L’Inconnue De Arthur Harari | Par Arthur Harari, Lucas Harari Avec Léa Seydoux, Niels Schneider, Valérie Dréville

À bientôt 40 ans, David Zimmerman est photographe mais personne ne le sait. Alors qu’il ne sort presque jamais de chez lui, des amis le traînent dans une fête insensée. Il y repère une femme dans la foule, ne peut en détacher le regard, la suit… Quelques heures plus tard, David se réveille : il est dans le corps de l’inconnue.

L’Inconnue marque le retour d’Arthur Harari derrière la caméra dans un registre où le fantastique devient le prolongement d’une crise intime. Cosigné avec Lucas Harari, le film part d’un dispositif vertigineux — un homme se réveille dans le corps d’une femme qu’il ne connaît pas — pour construire moins un récit de transformation qu’une interrogation sur l’identité, le désir et le regard porté sur l’autre.

À bientôt quarante ans, David Zimmerman mène une existence presque invisible. Photographe sans véritable reconnaissance, solitaire au point de rarement quitter son domicile, il accepte un soir de suivre ses amis dans une fête. Au milieu de la foule, son attention se fixe sur une inconnue. Il l’observe, la suit, fasciné sans réellement comprendre ce qui l’attire vers elle. Quelques heures plus tard, lorsqu’il reprend connaissance, David découvre l’impensable : il habite désormais le corps de cette femme.

Arthur Harari ne traite pas cette métamorphose comme un simple ressort fantastique. Le phénomène existe, mais son explication importe finalement moins que ses conséquences. David, photographe habitué à regarder le monde à distance, devient soudain lui-même un autre objet de regard. Ce déplacement constitue l’une des idées les plus fortes du film : celui qui observait doit désormais expérimenter une apparence, une présence et une perception sociale qui ne sont plus les siennes.

Le scénario refuse ainsi les facilités que pouvait provoquer un tel concept.
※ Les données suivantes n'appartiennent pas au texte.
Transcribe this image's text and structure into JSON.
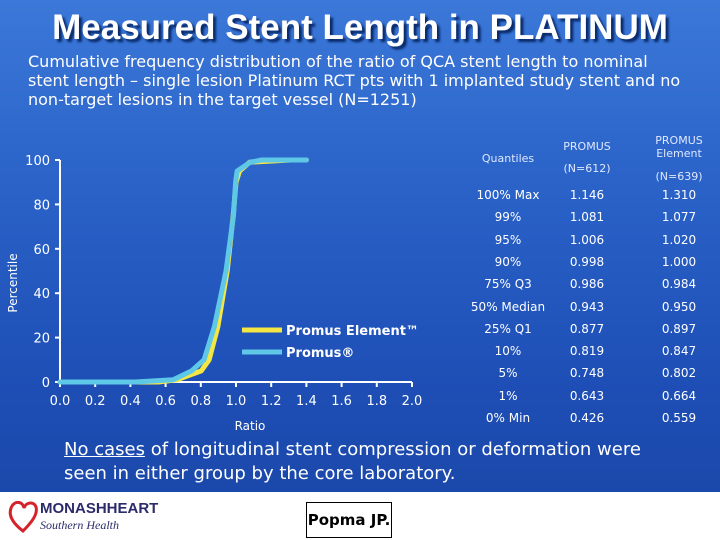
{
  "title": "Measured Stent Length in PLATINUM",
  "subtitle": "Cumulative frequency distribution of the ratio of QCA stent length to nominal stent length – single lesion Platinum RCT pts with 1 implanted study stent and no non-target lesions in the target vessel (N=1251)",
  "chart_data": {
    "type": "line",
    "title": "",
    "xlabel": "Ratio",
    "ylabel": "Percentile",
    "xlim": [
      0.0,
      2.0
    ],
    "ylim": [
      0,
      100
    ],
    "x_ticks": [
      "0.0",
      "0.2",
      "0.4",
      "0.6",
      "0.8",
      "1.0",
      "1.2",
      "1.4",
      "1.6",
      "1.8",
      "2.0"
    ],
    "y_ticks": [
      "0",
      "20",
      "40",
      "60",
      "80",
      "100"
    ],
    "grid": false,
    "legend_position": "lower-right",
    "series": [
      {
        "name": "Promus Element™",
        "color": "#f5e642",
        "x": [
          0.0,
          0.56,
          0.664,
          0.802,
          0.847,
          0.897,
          0.95,
          0.984,
          1.0,
          1.02,
          1.077,
          1.31,
          1.4
        ],
        "y": [
          0,
          0,
          1,
          5,
          10,
          25,
          50,
          75,
          90,
          95,
          99,
          100,
          100
        ]
      },
      {
        "name": "Promus®",
        "color": "#5ec8e6",
        "x": [
          0.0,
          0.426,
          0.643,
          0.748,
          0.819,
          0.877,
          0.943,
          0.986,
          0.998,
          1.006,
          1.081,
          1.146,
          1.4
        ],
        "y": [
          0,
          0,
          1,
          5,
          10,
          25,
          50,
          75,
          90,
          95,
          99,
          100,
          100
        ]
      }
    ]
  },
  "quantile_table": {
    "header": {
      "quantiles": "Quantiles",
      "promus": "PROMUS",
      "promus_n": "(N=612)",
      "promus_element": "PROMUS Element",
      "promus_element_n": "(N=639)"
    },
    "rows": [
      {
        "label": "100% Max",
        "promus": "1.146",
        "promus_element": "1.310"
      },
      {
        "label": "99%",
        "promus": "1.081",
        "promus_element": "1.077"
      },
      {
        "label": "95%",
        "promus": "1.006",
        "promus_element": "1.020"
      },
      {
        "label": "90%",
        "promus": "0.998",
        "promus_element": "1.000"
      },
      {
        "label": "75% Q3",
        "promus": "0.986",
        "promus_element": "0.984"
      },
      {
        "label": "50% Median",
        "promus": "0.943",
        "promus_element": "0.950"
      },
      {
        "label": "25% Q1",
        "promus": "0.877",
        "promus_element": "0.897"
      },
      {
        "label": "10%",
        "promus": "0.819",
        "promus_element": "0.847"
      },
      {
        "label": "5%",
        "promus": "0.748",
        "promus_element": "0.802"
      },
      {
        "label": "1%",
        "promus": "0.643",
        "promus_element": "0.664"
      },
      {
        "label": "0% Min",
        "promus": "0.426",
        "promus_element": "0.559"
      }
    ]
  },
  "footer_note": {
    "underlined": "No cases",
    "rest": " of longitudinal stent compression or deformation were seen in either group by the core laboratory."
  },
  "logo": {
    "name": "MONASHHEART",
    "sub": "Southern Health",
    "icon": "heart-outline-icon"
  },
  "author": "Popma JP."
}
L’étrangeté s’installe progressivement dans le quotidien et nourrit un récit où la question « comment retrouver son corps ? » se double rapidement d’une interrogation autrement plus troublante : que reste-t-il de notre identité lorsque notre apparence disparaît ?

Léa Seydoux trouve dans ce dispositif un rôle particulièrement complexe. Elle doit faire exister un personnage dont le corps et l’identité ne coïncident plus, sans réduire cette transformation à une imitation. Son interprétation repose beaucoup sur les gestes, les hésitations et une manière de rendre perceptible l’étrangeté d’un individu prisonnier d’une enveloppe qui ne lui appartient pas.

Niels Schneider apporte au récit une présence plus intérieure, parfaitement adaptée à la solitude initiale de David. Valérie Dréville complète cette distribution en participant à l’ambiguïté constante d’un film qui préfère souvent suggérer plutôt qu’expliquer.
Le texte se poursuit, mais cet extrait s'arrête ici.